The server is the central WebSocket hub. It accepts connections from room nodes, runs the STT → LLM → TTS pipeline, and streams audio responses back. Each downstream service is optional — omit its url to disable that stage.

Full reference

Key Default Description
host "0.0.0.0" Bind address. 0.0.0.0 listens on all interfaces.
port 8765 WebSocket port
log_level "info" Log verbosity

STT service

Key Default Description
stt.url URL of the kenzy-stt /transcribe endpoint.

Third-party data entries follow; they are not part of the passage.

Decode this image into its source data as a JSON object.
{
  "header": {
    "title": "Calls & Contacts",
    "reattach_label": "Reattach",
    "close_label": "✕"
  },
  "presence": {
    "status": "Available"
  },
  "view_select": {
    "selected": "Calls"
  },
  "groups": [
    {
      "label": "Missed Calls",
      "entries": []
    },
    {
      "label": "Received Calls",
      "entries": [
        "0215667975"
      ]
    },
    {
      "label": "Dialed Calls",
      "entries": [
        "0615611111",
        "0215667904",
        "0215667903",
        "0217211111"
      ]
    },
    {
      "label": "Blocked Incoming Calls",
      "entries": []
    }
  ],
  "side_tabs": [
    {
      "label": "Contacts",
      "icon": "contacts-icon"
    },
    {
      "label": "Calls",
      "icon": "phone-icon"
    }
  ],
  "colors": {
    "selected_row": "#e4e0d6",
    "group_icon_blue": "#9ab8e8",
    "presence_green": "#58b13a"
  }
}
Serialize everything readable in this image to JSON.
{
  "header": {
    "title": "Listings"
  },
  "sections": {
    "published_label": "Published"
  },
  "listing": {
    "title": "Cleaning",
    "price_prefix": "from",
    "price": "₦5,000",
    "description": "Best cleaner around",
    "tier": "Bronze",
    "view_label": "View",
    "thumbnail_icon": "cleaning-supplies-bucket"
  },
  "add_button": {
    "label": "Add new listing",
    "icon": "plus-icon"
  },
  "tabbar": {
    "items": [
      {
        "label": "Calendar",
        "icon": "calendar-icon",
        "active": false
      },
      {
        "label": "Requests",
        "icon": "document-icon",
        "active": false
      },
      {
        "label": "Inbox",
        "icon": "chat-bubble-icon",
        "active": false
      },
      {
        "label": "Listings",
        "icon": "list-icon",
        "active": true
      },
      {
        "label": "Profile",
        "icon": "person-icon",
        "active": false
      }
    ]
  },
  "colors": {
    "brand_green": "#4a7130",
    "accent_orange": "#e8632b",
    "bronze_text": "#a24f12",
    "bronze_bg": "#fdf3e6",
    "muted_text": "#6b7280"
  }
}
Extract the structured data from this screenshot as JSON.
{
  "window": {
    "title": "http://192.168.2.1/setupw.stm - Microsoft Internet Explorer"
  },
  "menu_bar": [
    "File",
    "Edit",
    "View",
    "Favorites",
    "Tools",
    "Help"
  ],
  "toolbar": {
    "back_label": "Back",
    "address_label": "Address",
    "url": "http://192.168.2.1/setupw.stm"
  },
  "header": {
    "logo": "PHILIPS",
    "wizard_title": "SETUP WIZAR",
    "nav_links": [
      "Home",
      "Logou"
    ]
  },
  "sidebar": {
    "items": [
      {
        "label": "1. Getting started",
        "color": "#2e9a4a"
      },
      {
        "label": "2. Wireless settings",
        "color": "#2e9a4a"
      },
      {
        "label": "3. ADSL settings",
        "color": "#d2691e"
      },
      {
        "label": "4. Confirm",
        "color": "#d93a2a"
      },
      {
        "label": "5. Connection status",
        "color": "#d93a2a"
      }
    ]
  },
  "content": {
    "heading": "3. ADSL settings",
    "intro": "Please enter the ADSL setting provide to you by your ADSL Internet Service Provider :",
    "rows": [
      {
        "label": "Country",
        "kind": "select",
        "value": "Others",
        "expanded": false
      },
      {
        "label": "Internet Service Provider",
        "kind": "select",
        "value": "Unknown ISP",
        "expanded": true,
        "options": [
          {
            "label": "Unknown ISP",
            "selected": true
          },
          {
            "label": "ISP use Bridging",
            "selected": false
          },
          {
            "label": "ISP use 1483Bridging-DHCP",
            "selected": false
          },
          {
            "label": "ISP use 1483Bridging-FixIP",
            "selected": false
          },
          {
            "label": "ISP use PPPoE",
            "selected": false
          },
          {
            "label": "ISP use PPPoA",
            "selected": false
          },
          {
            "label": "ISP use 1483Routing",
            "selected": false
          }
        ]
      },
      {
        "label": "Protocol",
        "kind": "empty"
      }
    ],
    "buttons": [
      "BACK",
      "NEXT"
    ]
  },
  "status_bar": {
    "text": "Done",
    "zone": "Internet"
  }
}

Omit or set to null to skip transcription.
stt.timeout 60.0 HTTP timeout in seconds

Speaker identification service

Key Default Description
speaker.url URL of the kenzy-speaker /identify endpoint. Omit to disable speaker ID.
speaker.timeout 10.0 HTTP timeout in seconds
speaker.unknown_speaker "unknown" Name used when no enrolled speaker is identified

LLM service

Key Default Description
llm.url URL of the kenzy-llm /process endpoint. Omit to disable LLM processing.
llm.timeout 30.0 HTTP timeout in seconds

TTS service

Key Default Description
tts.url URL of the kenzy-tts /speak endpoint. Omit to disable TTS.
tts.timeout 60.0 HTTP timeout in seconds
tts.chunk_size 4096 Bytes per PCM chunk streamed to the node. At 24 kHz int16 mono, 4096 bytes ≈ 85 ms of audio.

Example

host: "0.0.0.0"
port: 8765

stt:
  url: "http://127.0.0.1:8767/transcribe"
  timeout: 60.0

speaker:
  url: "http://127.0.0.1:8768/identify"
  timeout: 10.0
  unknown_speaker: "unknown"

llm:
  url: "http://127.0.0.1:8766/process"
  timeout: 30.0

tts:
  url: "http://127.0.0.1:8769/speak"
  timeout: 60.0
  chunk_size: 4096

Disabling stages

You can run a partial pipeline for development. For example, omit llm.url and tts.url to transcribe audio and log the results without generating responses.